Physical AI overwhelms traditional enterprise controls in ways software never did. Decisions happen in milliseconds – faster than any approval workflow. Real-time sensors feeding enterprise systems mean tiny errors compound fast. Machines don’t just follow rules; they adapt on the fly. Today, security teams must manage risks that span both digital systems and physical operations.
The real risk isn't operational; it's strategic. As AI agents optimise processes at speed, they can uncover patterns and improvements that quickly become a source of competitive advantage. But if your governance layer lives entirely on someone else's platform, that knowledge accumulates there – not in your business. In the agentic era, governance isn't just compliance. It's intellectual property.

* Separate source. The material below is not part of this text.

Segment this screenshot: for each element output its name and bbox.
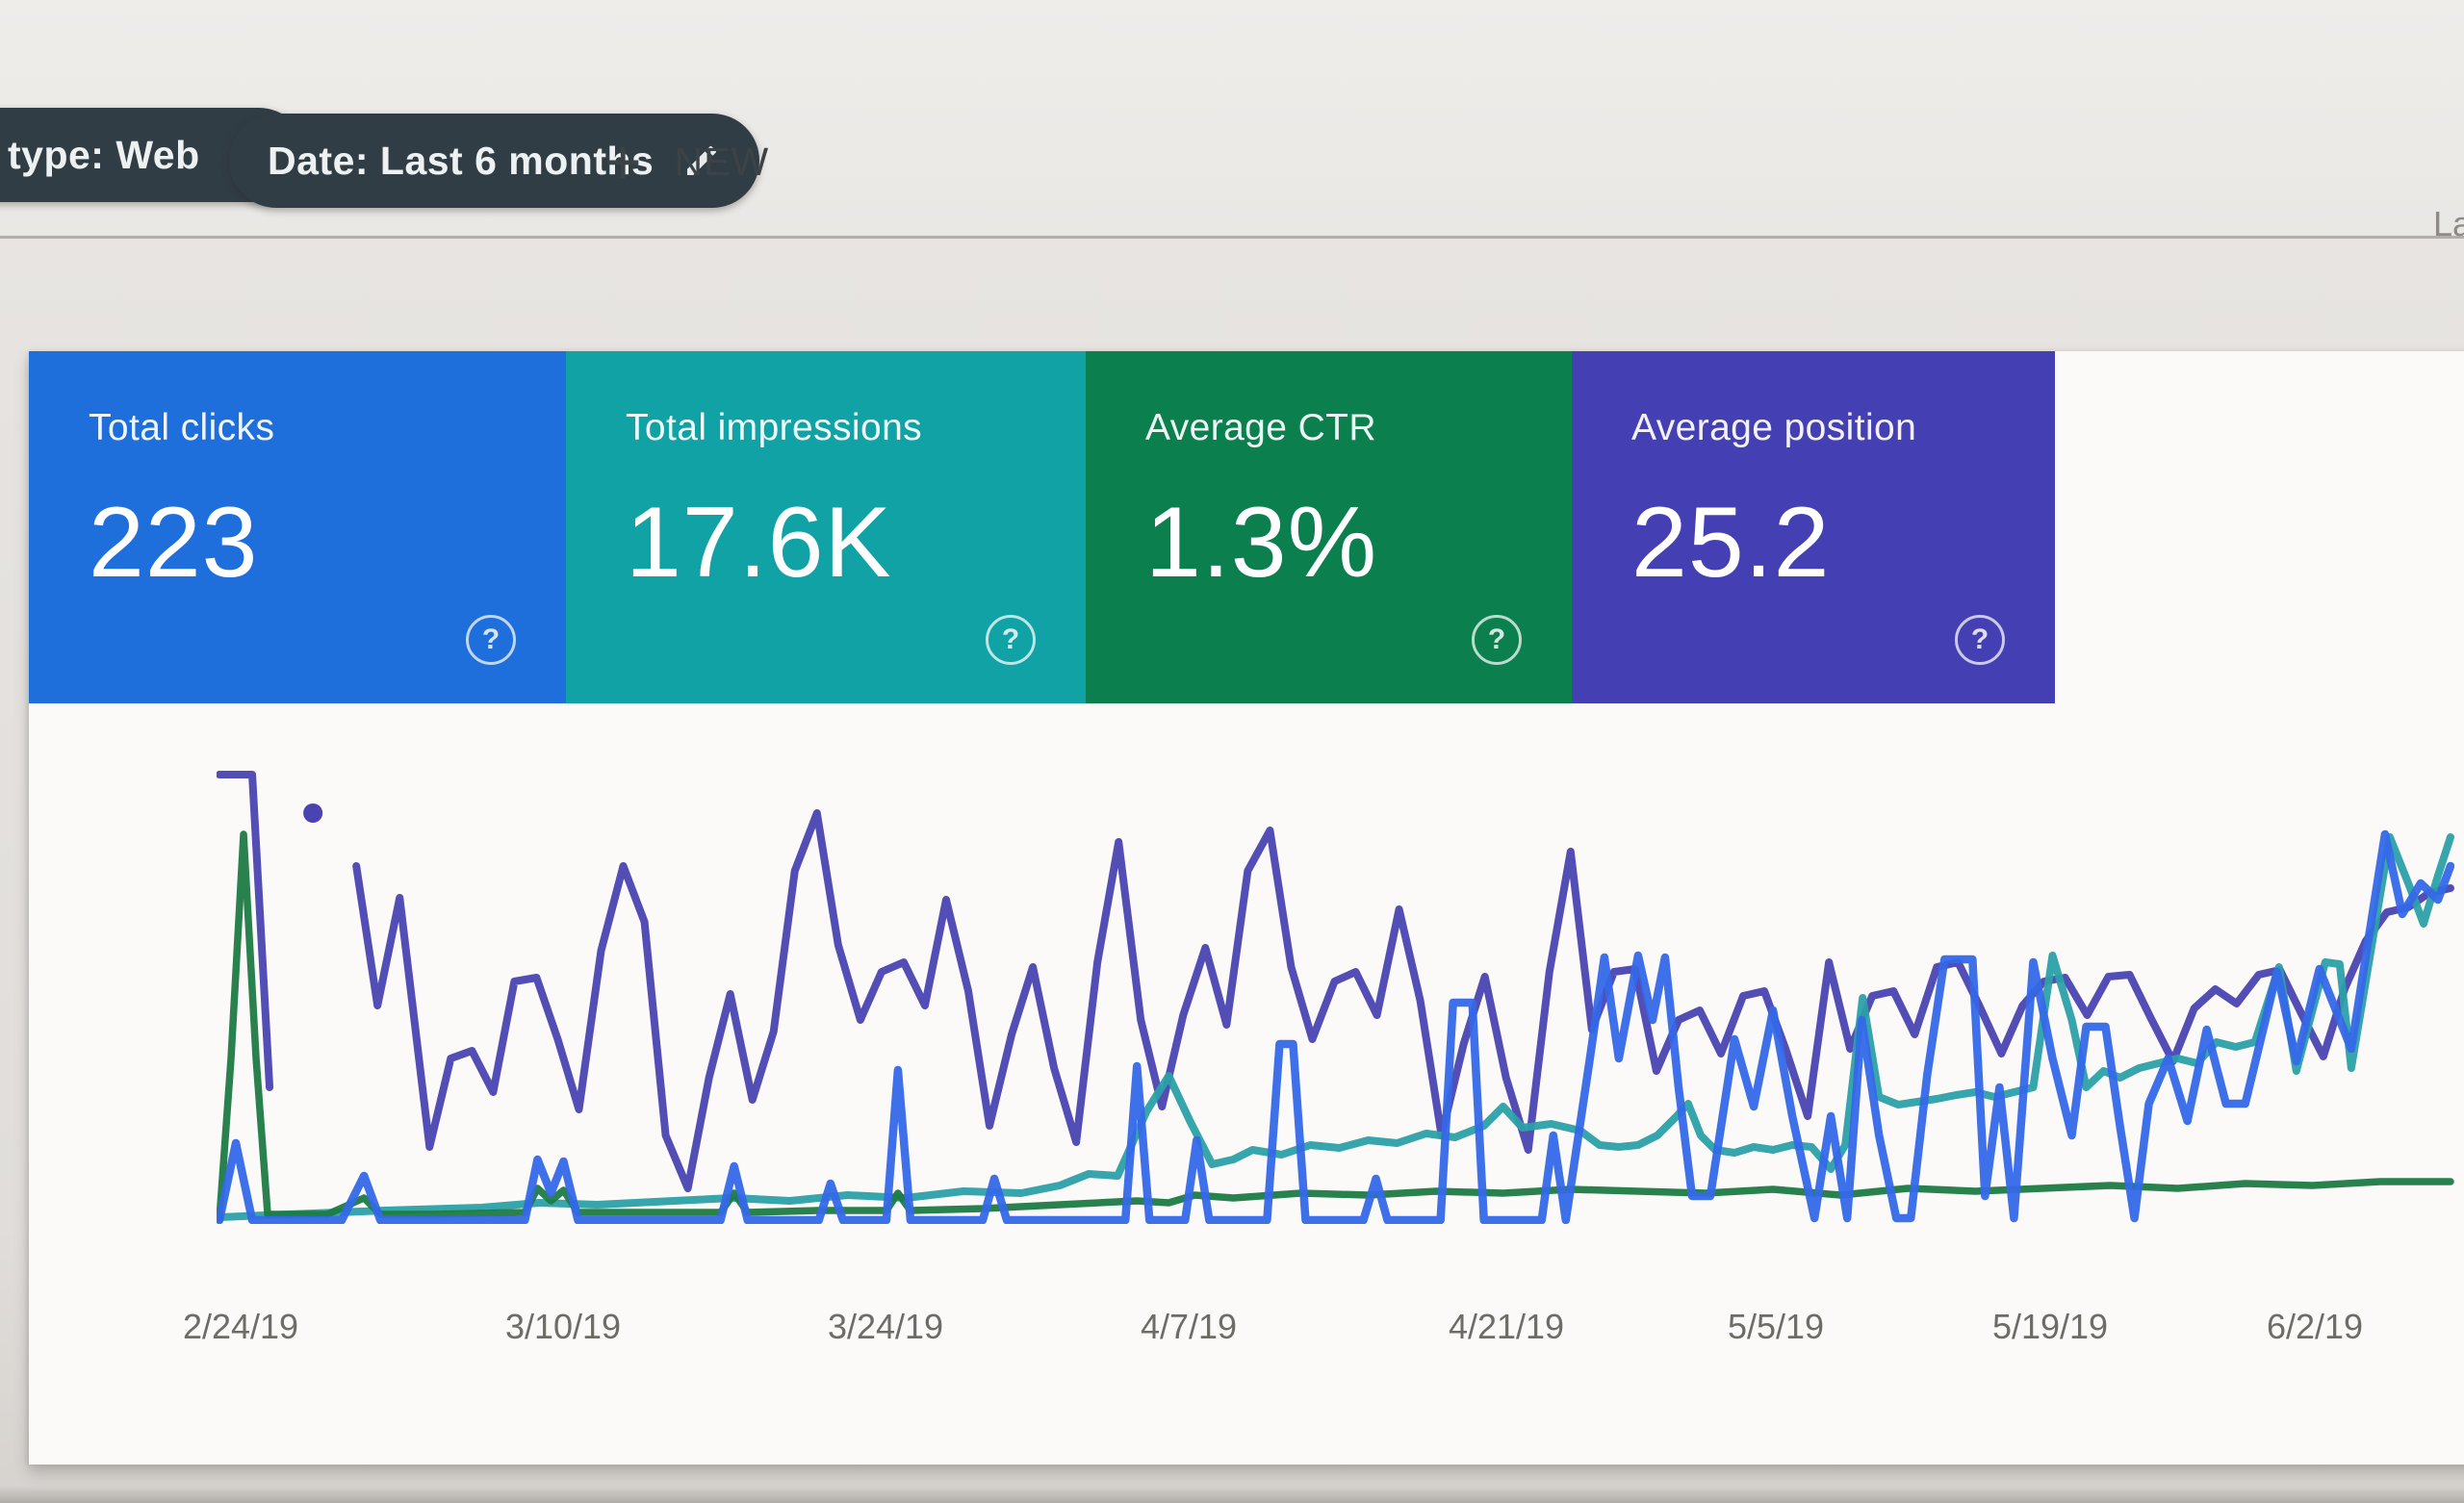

Building governance that works
DXC took a different approach. It made itself the test case. As “Customer Zero” for ServiceNow's Core Business Suite, the company deployed it across its own global operations first, putting AI agents to work internally before taking the governance framework to clients. Governance at enterprise scale needs proof, not promises.
What DXC built is an Agentic Control Tower—a governance framework sitting on top of ServiceNow's AI Control Tower platform. Five layers that counter the risks: every agent gets an identity and policy boundary. Security and compliance are baked into deployment workflows. Autonomy gets tested in digital twins before touching live operations. Multi-agent coordination happens through governed handoffs with fail-safes that are built in, not bolted on, and data access is controlled at the source with full audit trails.
ServiceNow provides the platform foundation: workflow governance, agent lifecycle management, and policy enforcement. DXC orchestrates across the entire technology estate, making sure the control tower works with SAP, Oracle, and whatever else companies already own. This isn’t about buying another platform. It’s about governing the ones you already have differently.
Three questions that matter
If you're working out your AI governance approach, three questions cut through the noise.
First: Who actually owns your control plane? If it sits solely with IT, you've got a technology team governing business capability. If the vendor owns it, you've handed over the keys. Control plane ownership needs to be cross-functional with board visibility.
Second: Where does the institutional knowledge go? When agents learn and optimise, that intelligence needs to stay with your business. If it's trapped in vendor models, you get weaker every time you switch platforms.
Third: What are you actually measuring? Cost savings alone aren’t enough. You need the full picture – risk reduction, compliance posture, decision quality, and speed to insight. Efficiency gains don't matter if governance gaps create liabilities that outweigh them.
Singapore's Model AI Governance Framework has become the regional standard for a reason. It is practical without being prescriptive. With the National AI Strategy 2.0 pushing trustworthy deployment, companies that build proper governance now won't be caught flat-footed when regulation inevitably tightens.
DXC deployed the Agentic Control Tower internally first because it needed to know it works at scale. That hands-on experience is now helping clients deploy governed AI with confidence, whether it's a workflow approving purchase orders or a robot navigating a warehouse.
The companies that win in the agentic era will be the ones who build autonomy on top of discipline, ownership, and trust. DXC and ServiceNow aren't just talking about it. They’re proving it works.